CLAUDIA GRISALES, BYLINE: So all 100 senators are invited to attend, and we're going to see more than 20 guests to invite them each individually. There will be two sessions held today, one in the morning, another in the afternoon. And a source familiar with the planning tells me each session will last about two to three hours. And now, as they each address the senators - and you mentioned a few - others will include the current and ex-CEOs of Google, plus the CEOs of Microsoft and IBM. Also, the leaders of several AI companies will be there, including OpenAI CEO Sam Altman, who's behind ChatGPT. And we'll also see labor and entertainment leaders attending as well.
MARTÍNEZ: All right. What are they going to be talking about?
GRISALES: So I reached out to a vast majority of the guests attending today, and I heard from a few who say they'll talk about their concerns for regulating AI or the need to protect certain groups. For example, in a preview shared with NPR, IBM's CEO Arvind Krishna will push for the regulation of AI risk, but not its algorithms, so making AI creators and deployers accountable and supporting innovation. Meanwhile, the head of the AFL-CIO, Liz Shuler, said in a statement to us that workers must be central to any AI policy and can't be, quote, "guinea pigs in an AI live experiment." So we're expecting that there could be vigorous and perhaps even heated discussions because of the diversity of the individuals in that room today, including high-profile figures such as Musk and Zuckerberg.
MARTÍNEZ: Ooh, a Capitol Hill cage match. That's what I'm hearing.
GRISALES: (Laughter) Well, we hope not. But we can't forget that at one point, Musk and Zuckerberg were in talks for such a cage match.

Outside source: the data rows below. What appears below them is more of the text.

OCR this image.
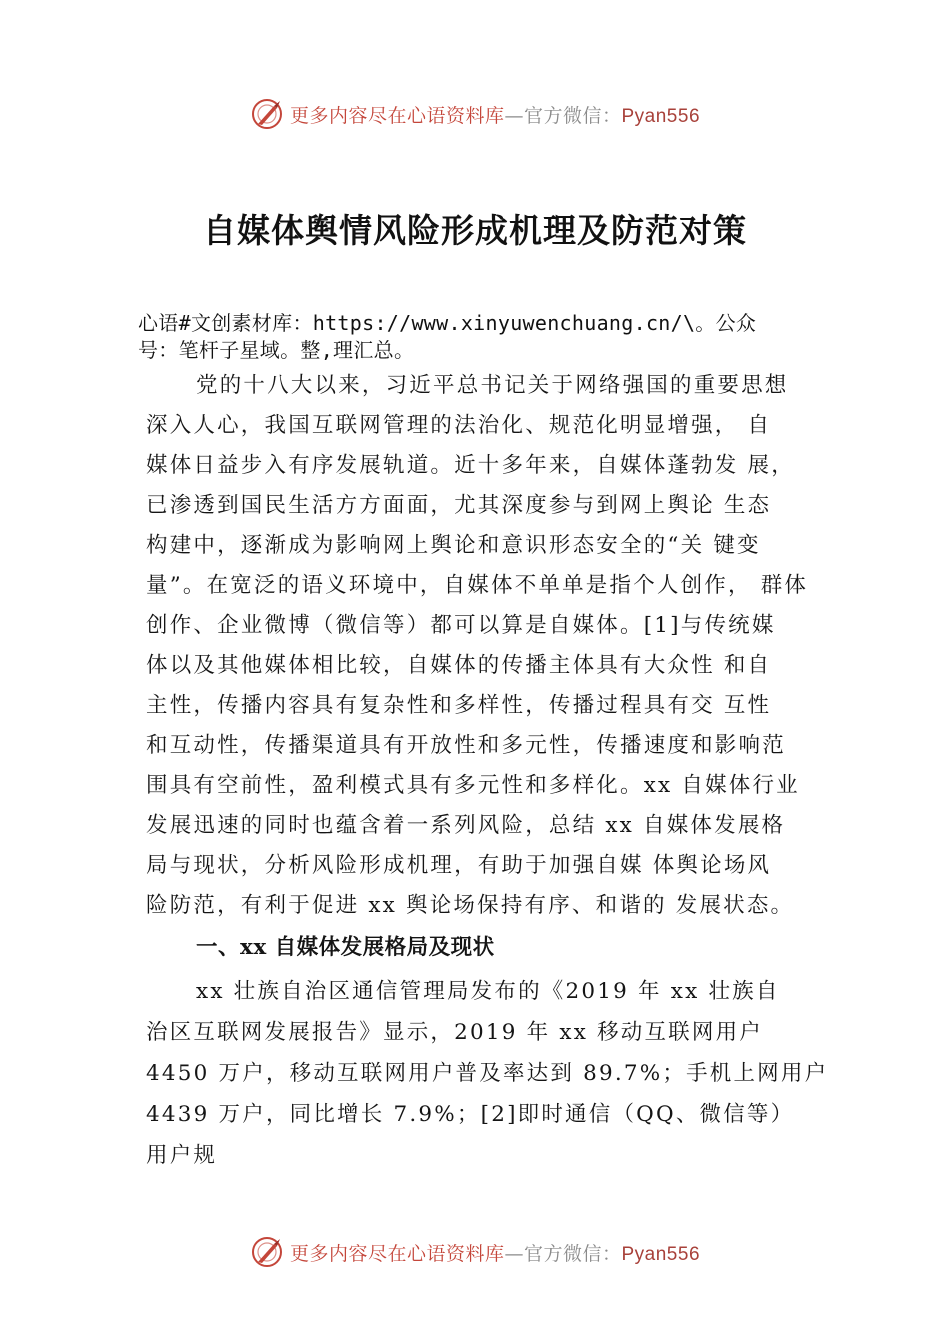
更多内容尽在心语资料库—官方微信：Pyan556
自媒体舆情风险形成机理及防范对策
心语#文创素材库：https://www.xinyuwenchuang.cn/\。公众
号：笔杆子星域。整,理汇总。
党的十八大以来，习近平总书记关于网络强国的重要思想
深入人心，我国互联网管理的法治化、规范化明显增强， 自
媒体日益步入有序发展轨道。近十多年来，自媒体蓬勃发 展，
已渗透到国民生活方方面面，尤其深度参与到网上舆论 生态
构建中，逐渐成为影响网上舆论和意识形态安全的“关 键变
量”。在宽泛的语义环境中，自媒体不单单是指个人创作， 群体
创作、企业微博（微信等）都可以算是自媒体。[1]与传统媒
体以及其他媒体相比较，自媒体的传播主体具有大众性 和自
主性，传播内容具有复杂性和多样性，传播过程具有交 互性
和互动性，传播渠道具有开放性和多元性，传播速度和影响范
围具有空前性，盈利模式具有多元性和多样化。xx 自媒体行业
发展迅速的同时也蕴含着一系列风险，总结 xx 自媒体发展格
局与现状，分析风险形成机理，有助于加强自媒 体舆论场风
险防范，有利于促进 xx 舆论场保持有序、和谐的 发展状态。
一、xx 自媒体发展格局及现状
xx 壮族自治区通信管理局发布的《2019 年 xx 壮族自
治区互联网发展报告》显示，2019 年 xx 移动互联网用户
4450 万户，移动互联网用户普及率达到 89.7%；手机上网用户
4439 万户，同比增长 7.9%；[2]即时通信（QQ、微信等）
用户规
更多内容尽在心语资料库—官方微信：Pyan556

GRISALES: And Zuckerberg called it off after claiming that Musk wasn't setting a date. That said, I reached out to both, and I haven't heard back if that discussion could pick back up today.
MARTÍNEZ: Maybe the Colosseum in Rome is just booked or something.
GRISALES: (Laughter) Right.
MARTÍNEZ: Now, OK, so how do these meetings then today play into the larger effort by Congress to regulate artificial intelligence? Does this get them any closer?
GRISALES: Well, these forums are a broader discussion. They entail more forward-looking talks on possible legislative paths ahead. But Congress historically has failed to regulate emerging tech. Look at social media today, for example. And it's trying to play catch-up now once again with AI. And there's a real lack of expertise in both law and computer science on the Hill for both members and staff. Then add a bitterly divided Congress, and that does not bode well for the future of regulating AI.
MARTÍNEZ: Yeah, tech always seems to move really fast. That's NPR's congressional correspondent Claudia Grisales. Thanks a lot.